I've had Persephone for a little over a month and she's getting settled in pretty well. If I leave the cage door open she'll perch on top of it to get a better view of what I'm doing and sometimes bow her head and let me nuzzle her but she hates fingers. She'll eat millet spray if I'm holding it but won't step onto my palm to get it. If she's out she won't step up willingly, but will do it if I push my finger against her stomach (like all birds) and will sometimes chill on me but she'll usually just yell at me to put her back. 

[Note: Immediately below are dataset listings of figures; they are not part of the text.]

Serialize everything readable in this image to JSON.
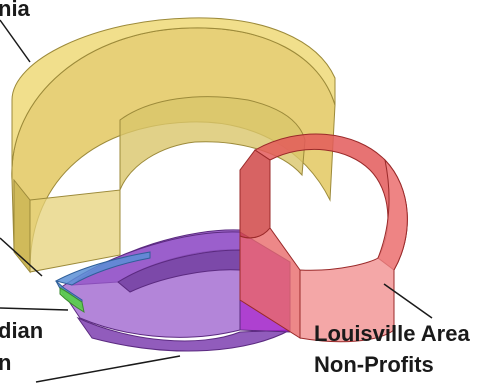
{
  "chart_data": {
    "type": "pie",
    "style": "3d-donut-exploded-translucent",
    "slices": [
      {
        "label": "…nia",
        "color": "#e8cf5a"
      },
      {
        "label": "Louisville Area Non-Profits",
        "color": "#e04848"
      },
      {
        "label": "…n",
        "color": "#8a3fb8"
      },
      {
        "label": "…dian",
        "color": "#3f8fd1"
      },
      {
        "label": "",
        "color": "#59c24a"
      },
      {
        "label": "",
        "color": "#8a3fb8"
      }
    ]
  },
  "labels": {
    "top_left": "nia",
    "right_line1": "Louisville Area",
    "right_line2": "Non-Profits",
    "bottom_left_line1": "dian",
    "bottom_left_line2": "n"
  }
}
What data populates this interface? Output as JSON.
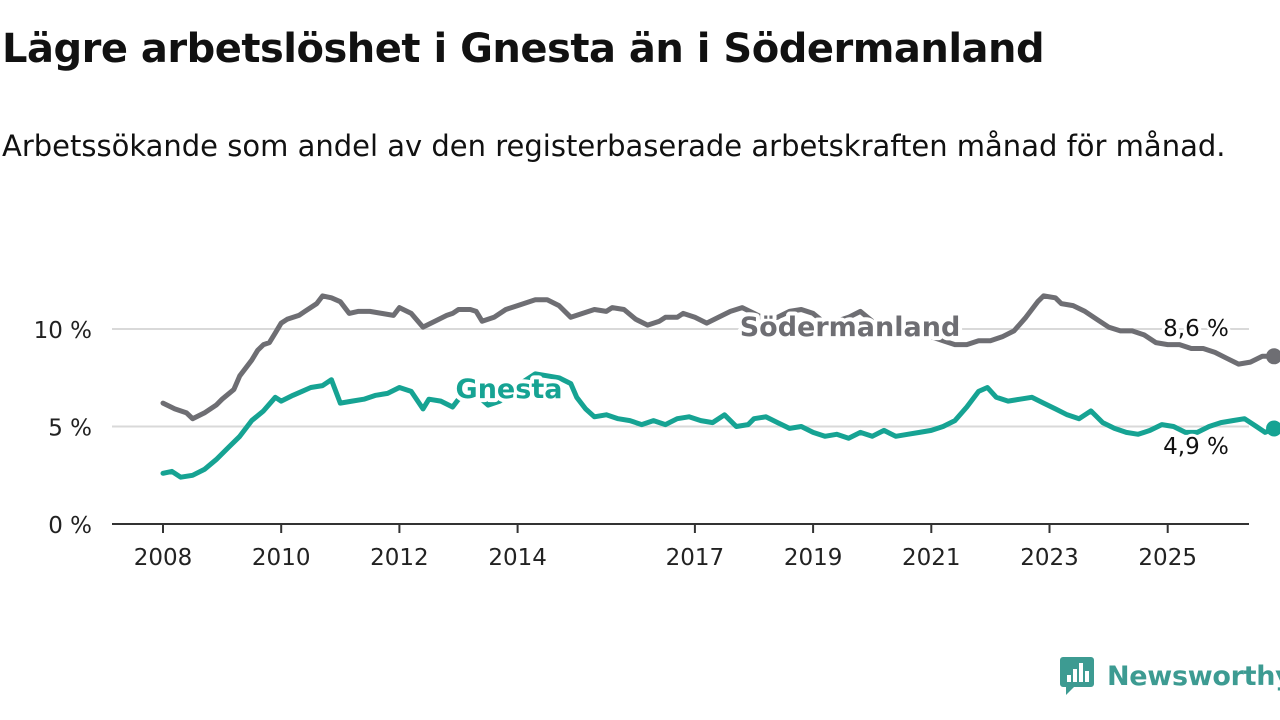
{
  "header": {
    "title": "Lägre arbetslöshet i Gnesta än i Södermanland",
    "subtitle": "Arbetssökande som andel av den registerbaserade arbetskraften månad för månad."
  },
  "brand": {
    "name": "Newsworthy",
    "icon": "newsworthy-logo-icon",
    "color": "#3d9b92"
  },
  "chart_data": {
    "type": "line",
    "title": "Lägre arbetslöshet i Gnesta än i Södermanland",
    "subtitle": "Arbetssökande som andel av den registerbaserade arbetskraften månad för månad.",
    "xlabel": "",
    "ylabel": "",
    "xlim": [
      2007.5,
      2026.9
    ],
    "ylim": [
      0,
      12
    ],
    "x_ticks": [
      2008,
      2010,
      2012,
      2014,
      2017,
      2019,
      2021,
      2023,
      2025
    ],
    "x_tick_labels": [
      "2008",
      "2010",
      "2012",
      "2014",
      "2017",
      "2019",
      "2021",
      "2023",
      "2025"
    ],
    "y_ticks": [
      0,
      5,
      10
    ],
    "y_tick_labels": [
      "0 %",
      "5 %",
      "10 %"
    ],
    "grid": true,
    "legend": "none (series labelled directly on lines)",
    "series": [
      {
        "name": "Södermanland",
        "color": "#6e6e73",
        "end_label": "8,6 %",
        "points": [
          [
            2008.0,
            6.2
          ],
          [
            2008.2,
            5.9
          ],
          [
            2008.4,
            5.7
          ],
          [
            2008.5,
            5.4
          ],
          [
            2008.7,
            5.7
          ],
          [
            2008.9,
            6.1
          ],
          [
            2009.0,
            6.4
          ],
          [
            2009.2,
            6.9
          ],
          [
            2009.3,
            7.6
          ],
          [
            2009.5,
            8.4
          ],
          [
            2009.6,
            8.9
          ],
          [
            2009.7,
            9.2
          ],
          [
            2009.8,
            9.3
          ],
          [
            2009.9,
            9.8
          ],
          [
            2010.0,
            10.3
          ],
          [
            2010.1,
            10.5
          ],
          [
            2010.3,
            10.7
          ],
          [
            2010.4,
            10.9
          ],
          [
            2010.6,
            11.3
          ],
          [
            2010.7,
            11.7
          ],
          [
            2010.85,
            11.6
          ],
          [
            2011.0,
            11.4
          ],
          [
            2011.15,
            10.8
          ],
          [
            2011.3,
            10.9
          ],
          [
            2011.5,
            10.9
          ],
          [
            2011.7,
            10.8
          ],
          [
            2011.9,
            10.7
          ],
          [
            2012.0,
            11.1
          ],
          [
            2012.2,
            10.8
          ],
          [
            2012.4,
            10.1
          ],
          [
            2012.6,
            10.4
          ],
          [
            2012.8,
            10.7
          ],
          [
            2012.9,
            10.8
          ],
          [
            2013.0,
            11.0
          ],
          [
            2013.2,
            11.0
          ],
          [
            2013.3,
            10.9
          ],
          [
            2013.4,
            10.4
          ],
          [
            2013.6,
            10.6
          ],
          [
            2013.8,
            11.0
          ],
          [
            2014.0,
            11.2
          ],
          [
            2014.3,
            11.5
          ],
          [
            2014.5,
            11.5
          ],
          [
            2014.7,
            11.2
          ],
          [
            2014.9,
            10.6
          ],
          [
            2015.1,
            10.8
          ],
          [
            2015.3,
            11.0
          ],
          [
            2015.5,
            10.9
          ],
          [
            2015.6,
            11.1
          ],
          [
            2015.8,
            11.0
          ],
          [
            2016.0,
            10.5
          ],
          [
            2016.2,
            10.2
          ],
          [
            2016.4,
            10.4
          ],
          [
            2016.5,
            10.6
          ],
          [
            2016.7,
            10.6
          ],
          [
            2016.8,
            10.8
          ],
          [
            2017.0,
            10.6
          ],
          [
            2017.2,
            10.3
          ],
          [
            2017.4,
            10.6
          ],
          [
            2017.6,
            10.9
          ],
          [
            2017.8,
            11.1
          ],
          [
            2018.0,
            10.8
          ],
          [
            2018.2,
            10.5
          ],
          [
            2018.4,
            10.6
          ],
          [
            2018.6,
            10.9
          ],
          [
            2018.8,
            11.0
          ],
          [
            2019.0,
            10.8
          ],
          [
            2019.2,
            10.3
          ],
          [
            2019.4,
            10.4
          ],
          [
            2019.6,
            10.6
          ],
          [
            2019.8,
            10.9
          ],
          [
            2020.0,
            10.4
          ],
          [
            2020.2,
            10.2
          ],
          [
            2020.4,
            10.2
          ],
          [
            2020.6,
            10.3
          ],
          [
            2020.7,
            10.4
          ],
          [
            2020.8,
            10.2
          ],
          [
            2021.0,
            9.6
          ],
          [
            2021.2,
            9.4
          ],
          [
            2021.4,
            9.2
          ],
          [
            2021.6,
            9.2
          ],
          [
            2021.8,
            9.4
          ],
          [
            2022.0,
            9.4
          ],
          [
            2022.2,
            9.6
          ],
          [
            2022.4,
            9.9
          ],
          [
            2022.6,
            10.6
          ],
          [
            2022.8,
            11.4
          ],
          [
            2022.9,
            11.7
          ],
          [
            2023.1,
            11.6
          ],
          [
            2023.2,
            11.3
          ],
          [
            2023.4,
            11.2
          ],
          [
            2023.6,
            10.9
          ],
          [
            2023.8,
            10.5
          ],
          [
            2024.0,
            10.1
          ],
          [
            2024.2,
            9.9
          ],
          [
            2024.4,
            9.9
          ],
          [
            2024.6,
            9.7
          ],
          [
            2024.8,
            9.3
          ],
          [
            2025.0,
            9.2
          ],
          [
            2025.2,
            9.2
          ],
          [
            2025.4,
            9.0
          ],
          [
            2025.6,
            9.0
          ],
          [
            2025.8,
            8.8
          ],
          [
            2026.0,
            8.5
          ],
          [
            2026.2,
            8.2
          ],
          [
            2026.4,
            8.3
          ],
          [
            2026.6,
            8.6
          ],
          [
            2026.8,
            8.6
          ]
        ]
      },
      {
        "name": "Gnesta",
        "color": "#16a393",
        "end_label": "4,9 %",
        "points": [
          [
            2008.0,
            2.6
          ],
          [
            2008.15,
            2.7
          ],
          [
            2008.3,
            2.4
          ],
          [
            2008.5,
            2.5
          ],
          [
            2008.7,
            2.8
          ],
          [
            2008.9,
            3.3
          ],
          [
            2009.1,
            3.9
          ],
          [
            2009.3,
            4.5
          ],
          [
            2009.5,
            5.3
          ],
          [
            2009.7,
            5.8
          ],
          [
            2009.9,
            6.5
          ],
          [
            2010.0,
            6.3
          ],
          [
            2010.2,
            6.6
          ],
          [
            2010.35,
            6.8
          ],
          [
            2010.5,
            7.0
          ],
          [
            2010.7,
            7.1
          ],
          [
            2010.85,
            7.4
          ],
          [
            2011.0,
            6.2
          ],
          [
            2011.2,
            6.3
          ],
          [
            2011.4,
            6.4
          ],
          [
            2011.6,
            6.6
          ],
          [
            2011.8,
            6.7
          ],
          [
            2012.0,
            7.0
          ],
          [
            2012.2,
            6.8
          ],
          [
            2012.4,
            5.9
          ],
          [
            2012.5,
            6.4
          ],
          [
            2012.7,
            6.3
          ],
          [
            2012.9,
            6.0
          ],
          [
            2013.0,
            6.4
          ],
          [
            2013.2,
            6.7
          ],
          [
            2013.35,
            6.5
          ],
          [
            2013.5,
            6.1
          ],
          [
            2013.7,
            6.3
          ],
          [
            2013.9,
            6.8
          ],
          [
            2014.1,
            7.3
          ],
          [
            2014.3,
            7.7
          ],
          [
            2014.5,
            7.6
          ],
          [
            2014.7,
            7.5
          ],
          [
            2014.9,
            7.2
          ],
          [
            2015.0,
            6.5
          ],
          [
            2015.15,
            5.9
          ],
          [
            2015.3,
            5.5
          ],
          [
            2015.5,
            5.6
          ],
          [
            2015.7,
            5.4
          ],
          [
            2015.9,
            5.3
          ],
          [
            2016.1,
            5.1
          ],
          [
            2016.3,
            5.3
          ],
          [
            2016.5,
            5.1
          ],
          [
            2016.7,
            5.4
          ],
          [
            2016.9,
            5.5
          ],
          [
            2017.1,
            5.3
          ],
          [
            2017.3,
            5.2
          ],
          [
            2017.5,
            5.6
          ],
          [
            2017.7,
            5.0
          ],
          [
            2017.9,
            5.1
          ],
          [
            2018.0,
            5.4
          ],
          [
            2018.2,
            5.5
          ],
          [
            2018.4,
            5.2
          ],
          [
            2018.6,
            4.9
          ],
          [
            2018.8,
            5.0
          ],
          [
            2019.0,
            4.7
          ],
          [
            2019.2,
            4.5
          ],
          [
            2019.4,
            4.6
          ],
          [
            2019.6,
            4.4
          ],
          [
            2019.8,
            4.7
          ],
          [
            2020.0,
            4.5
          ],
          [
            2020.2,
            4.8
          ],
          [
            2020.4,
            4.5
          ],
          [
            2020.6,
            4.6
          ],
          [
            2020.8,
            4.7
          ],
          [
            2021.0,
            4.8
          ],
          [
            2021.2,
            5.0
          ],
          [
            2021.4,
            5.3
          ],
          [
            2021.6,
            6.0
          ],
          [
            2021.8,
            6.8
          ],
          [
            2021.95,
            7.0
          ],
          [
            2022.1,
            6.5
          ],
          [
            2022.3,
            6.3
          ],
          [
            2022.5,
            6.4
          ],
          [
            2022.7,
            6.5
          ],
          [
            2022.9,
            6.2
          ],
          [
            2023.1,
            5.9
          ],
          [
            2023.3,
            5.6
          ],
          [
            2023.5,
            5.4
          ],
          [
            2023.7,
            5.8
          ],
          [
            2023.9,
            5.2
          ],
          [
            2024.1,
            4.9
          ],
          [
            2024.3,
            4.7
          ],
          [
            2024.5,
            4.6
          ],
          [
            2024.7,
            4.8
          ],
          [
            2024.9,
            5.1
          ],
          [
            2025.1,
            5.0
          ],
          [
            2025.3,
            4.7
          ],
          [
            2025.5,
            4.7
          ],
          [
            2025.7,
            5.0
          ],
          [
            2025.9,
            5.2
          ],
          [
            2026.1,
            5.3
          ],
          [
            2026.3,
            5.4
          ],
          [
            2026.5,
            5.0
          ],
          [
            2026.65,
            4.7
          ],
          [
            2026.8,
            4.9
          ]
        ]
      }
    ]
  }
}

The store I bought him from said that the breeder handfed her but she was in the aviary for a long enough period of time that she lost some of that training. I'm just not sure which path to take in training her because she's all over the place in terms of what she's comfortable with.


----------



## lperry82 (Aug 2, 2010)

I took lucky in hallway for half an hour and sat on the floor with her, she was calling for budgies and i told her what are they going to do as they are more scared of you. I kept doing that every day but they say do it in morning where they are more alert, yea right, best to do it is before they go to bed as they cant be bothered to do anything which is how i feel so close to lucky, so if i need a cuddle i wait till after 5pm.
Budgies on the other hand if i go any near them they try and run a marathon lol or scream murder its aaaaagggggg aaaaggggggg so iv started to reply back aaaaaaaaggggggggggg and they look at each other and shut up, but i think night time i get better response from them


----------



## tielfan (Aug 31, 2008)

> bow her head and let me nuzzle her but she hates fingers.


I've had birds like that and I used a sneaky technique on them. During the nuzzling I'd sneak a finger in on them when they weren't looking. They'd get mad when they finally noticed the finger, but eventually they realized that finger scritches were nice too.

Keep working on getting her to trust your hands when they're right there in plain sight. She is making progress but may have had some bad experiences with hands in the past, so it might take longer to overcome this.


----------



## mjs6643 (Oct 17, 2010)

It's funny you should mention that. One of my friends forgets that pets are not toys and basically grabbed her the first week I had her.


----------



## Cockatiel love (Aug 15, 2010)

tielfan said:


> I've had birds like that and I used a sneaky technique on them. During the nuzzling I'd sneak a finger in on them when they weren't looking. They'd get mad when they finally noticed the finger, but eventually they realized that finger scritches were nice too.
> 
> Keep working on getting her to trust your hands when they're right there in plain sight. She is making progress but may have had some bad experiences with hands in the past, so it might take longer to overcome this.


I agree


----------